Ausflug Flandern Rundfahrt

Zum Glück hatte es nicht noch mehr und aufwärts sind sie am besten zu ertragen. Dies als Fazit zu den bekannten Pflastersteinen der Flandernrundfahrt. Wir waren dort und konnten einen grossen Teil des Klassikers am Samstag, einen Tag vor den Profis, abspuhlen. 237 Kilometer war die grosse Strecke, welche wir zu viert um sieben Uhr in der Früh mit tausenden Anderen in Angriff genommen haben. Es war noch dunkel in Antwerpen, circa 10° C und die Regenwahrscheinlichkeit wurde tief eingeschätzt. Doch nach fünf Minuten machten wir Bekanntschaft mit der kleinen Wahrscheinlichkeit und so waren wir in kürze ziemlich nass und bereuten, den Regenschutz zurückgelassen zu haben.

Durch die vielen Mitfahrer und die flache Strecke waren die Kilometer schnell überwunden, bis es das erste Mal über die Pflastersteine ging und ab da an immer wieder. Es war immer ein gutes Gefühl einen solchen Streckenabschnitt hinter sich gelassen zu haben, obwohl die Zuschauer auf diesen Strecken alles gaben, um die Fahrer zu motivieren und zu unterhalten.

Im Ziel hatte man die Waffeln und Honigkuchen satt und wandelte völlig zerstört aber zufrieden auf der Suche nach Essbarem zwischen den Zelten in der Zielumgebung umher. Die sechs Kilometer bis zum Hotel waren nicht sehr verlockend aber mit Aussicht auf eine Dusche und ein Bett waren auch diese überwindbar.

Wir waren im Hotel Moriaanshofd einquartiert, von wo aus wir unsere Unternehmungen starteten. Es wurde uns als gutes Radlerhotel empfohlen und so teilten wir uns die Anlage mal mit BMC und mal mit Quickstep.

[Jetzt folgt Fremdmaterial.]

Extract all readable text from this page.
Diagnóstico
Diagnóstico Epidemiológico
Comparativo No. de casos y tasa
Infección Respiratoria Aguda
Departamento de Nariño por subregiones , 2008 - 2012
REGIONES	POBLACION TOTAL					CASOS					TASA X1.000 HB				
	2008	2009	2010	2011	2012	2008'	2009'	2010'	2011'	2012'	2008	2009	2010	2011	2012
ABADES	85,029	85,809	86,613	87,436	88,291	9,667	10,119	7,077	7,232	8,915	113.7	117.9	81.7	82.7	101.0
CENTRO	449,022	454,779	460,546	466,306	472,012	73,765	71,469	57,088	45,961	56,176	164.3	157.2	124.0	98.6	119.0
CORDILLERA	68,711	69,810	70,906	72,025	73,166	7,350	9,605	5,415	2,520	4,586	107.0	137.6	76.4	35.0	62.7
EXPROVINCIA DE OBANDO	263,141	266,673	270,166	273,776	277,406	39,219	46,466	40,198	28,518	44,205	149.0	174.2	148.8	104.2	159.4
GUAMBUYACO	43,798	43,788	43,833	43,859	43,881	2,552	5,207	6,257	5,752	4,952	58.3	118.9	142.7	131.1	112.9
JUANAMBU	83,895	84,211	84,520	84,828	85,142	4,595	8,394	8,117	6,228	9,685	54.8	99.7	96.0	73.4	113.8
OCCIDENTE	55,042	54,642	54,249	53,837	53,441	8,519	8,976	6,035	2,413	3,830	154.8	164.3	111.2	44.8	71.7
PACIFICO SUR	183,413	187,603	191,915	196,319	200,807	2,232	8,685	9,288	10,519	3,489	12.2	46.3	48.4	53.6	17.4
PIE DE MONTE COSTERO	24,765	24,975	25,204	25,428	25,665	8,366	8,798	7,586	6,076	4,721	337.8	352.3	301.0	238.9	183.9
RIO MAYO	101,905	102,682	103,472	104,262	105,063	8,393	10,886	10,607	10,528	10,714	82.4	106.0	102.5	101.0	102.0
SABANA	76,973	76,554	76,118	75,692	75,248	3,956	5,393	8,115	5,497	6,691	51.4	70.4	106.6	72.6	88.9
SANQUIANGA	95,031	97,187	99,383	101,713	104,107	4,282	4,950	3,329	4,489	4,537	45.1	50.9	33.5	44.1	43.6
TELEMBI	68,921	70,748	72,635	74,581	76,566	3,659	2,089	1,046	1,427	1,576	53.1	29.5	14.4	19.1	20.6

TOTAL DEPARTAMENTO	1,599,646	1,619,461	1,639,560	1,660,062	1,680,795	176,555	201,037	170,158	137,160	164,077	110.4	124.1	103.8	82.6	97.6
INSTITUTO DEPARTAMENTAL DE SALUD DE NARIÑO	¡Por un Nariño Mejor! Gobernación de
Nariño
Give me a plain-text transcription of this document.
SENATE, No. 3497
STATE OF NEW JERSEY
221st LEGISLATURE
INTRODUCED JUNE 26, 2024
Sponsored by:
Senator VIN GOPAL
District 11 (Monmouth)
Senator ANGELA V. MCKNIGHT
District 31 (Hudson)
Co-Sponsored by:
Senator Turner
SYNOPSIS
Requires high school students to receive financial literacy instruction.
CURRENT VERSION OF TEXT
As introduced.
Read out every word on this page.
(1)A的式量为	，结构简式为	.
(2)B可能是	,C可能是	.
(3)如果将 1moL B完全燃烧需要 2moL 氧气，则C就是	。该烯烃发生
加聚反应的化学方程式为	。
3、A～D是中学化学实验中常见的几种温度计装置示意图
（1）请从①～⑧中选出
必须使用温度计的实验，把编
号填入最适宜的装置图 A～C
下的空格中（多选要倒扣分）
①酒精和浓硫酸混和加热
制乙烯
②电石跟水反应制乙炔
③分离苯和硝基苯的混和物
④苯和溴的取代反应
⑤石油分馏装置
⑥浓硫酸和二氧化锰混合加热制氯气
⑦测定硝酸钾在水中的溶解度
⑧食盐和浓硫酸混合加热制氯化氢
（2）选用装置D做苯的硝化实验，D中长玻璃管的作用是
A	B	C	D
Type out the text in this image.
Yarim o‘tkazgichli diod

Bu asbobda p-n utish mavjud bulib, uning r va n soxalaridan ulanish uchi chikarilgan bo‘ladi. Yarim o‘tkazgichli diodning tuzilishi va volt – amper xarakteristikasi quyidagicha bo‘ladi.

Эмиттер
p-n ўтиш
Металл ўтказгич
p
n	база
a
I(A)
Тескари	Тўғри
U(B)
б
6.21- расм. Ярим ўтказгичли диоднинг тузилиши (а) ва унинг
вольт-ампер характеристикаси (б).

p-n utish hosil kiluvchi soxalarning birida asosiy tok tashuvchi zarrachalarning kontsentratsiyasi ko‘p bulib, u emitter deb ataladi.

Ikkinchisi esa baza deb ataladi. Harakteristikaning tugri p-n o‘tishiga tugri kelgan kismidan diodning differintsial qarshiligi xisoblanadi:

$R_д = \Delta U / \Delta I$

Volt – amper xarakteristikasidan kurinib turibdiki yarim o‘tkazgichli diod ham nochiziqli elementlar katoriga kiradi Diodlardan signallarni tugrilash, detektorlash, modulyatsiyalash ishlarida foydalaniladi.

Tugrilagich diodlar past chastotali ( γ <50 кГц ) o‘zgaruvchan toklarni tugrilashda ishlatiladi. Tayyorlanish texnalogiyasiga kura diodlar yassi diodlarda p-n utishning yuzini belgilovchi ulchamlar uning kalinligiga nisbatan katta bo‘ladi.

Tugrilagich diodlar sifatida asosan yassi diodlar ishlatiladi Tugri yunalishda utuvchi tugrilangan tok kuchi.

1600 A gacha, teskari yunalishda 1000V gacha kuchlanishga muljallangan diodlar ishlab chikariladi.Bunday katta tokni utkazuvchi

Nach einem super Frühstück machten wir uns am Sonntag auf den Weg das Renngeschehen der Ronde van Vlanderen zu verfolgen. Bei schönstem Wetter kam man mit dem Fahrrad am besten zu den guten Schauplätzen des Radrennens. Ein wahres Volksfest war dieser Event. Unendlich Leute, gute Musik und super Pommesbuden standen an den bekannten Streckenabschnitten. Das Renngeschehen verfolgten wir auf den Grossleinwänden und sobald sich die Fahrer dem Kwaremont näherten, erkämpften wir uns möglichst gute Plätze, um wenigstens 

den Fahrtwind des Feldes zu spüren. Das Renngeschehen war spannend. Leider stürzte Sagan mit Avermaert in den letzten 50 Kilometer des Rennens etwa 30 Meter von uns entfernt und die Chance den Einzelfahrer an der Spitze einzuholen verflog wegen eines achtlos hingehängten Pullovers. Dadurch war die Spannung ziemlich gesunken und Gilbert holte sich den Sieg nach einsamen 50 Kilometer. Das Renngeschehen war vorbei und wir machten uns mit den Fahrrädern über die Holpersteine nach Hause zu unserem Hotel - und hoffentlich zu einem guten, grossen Essen.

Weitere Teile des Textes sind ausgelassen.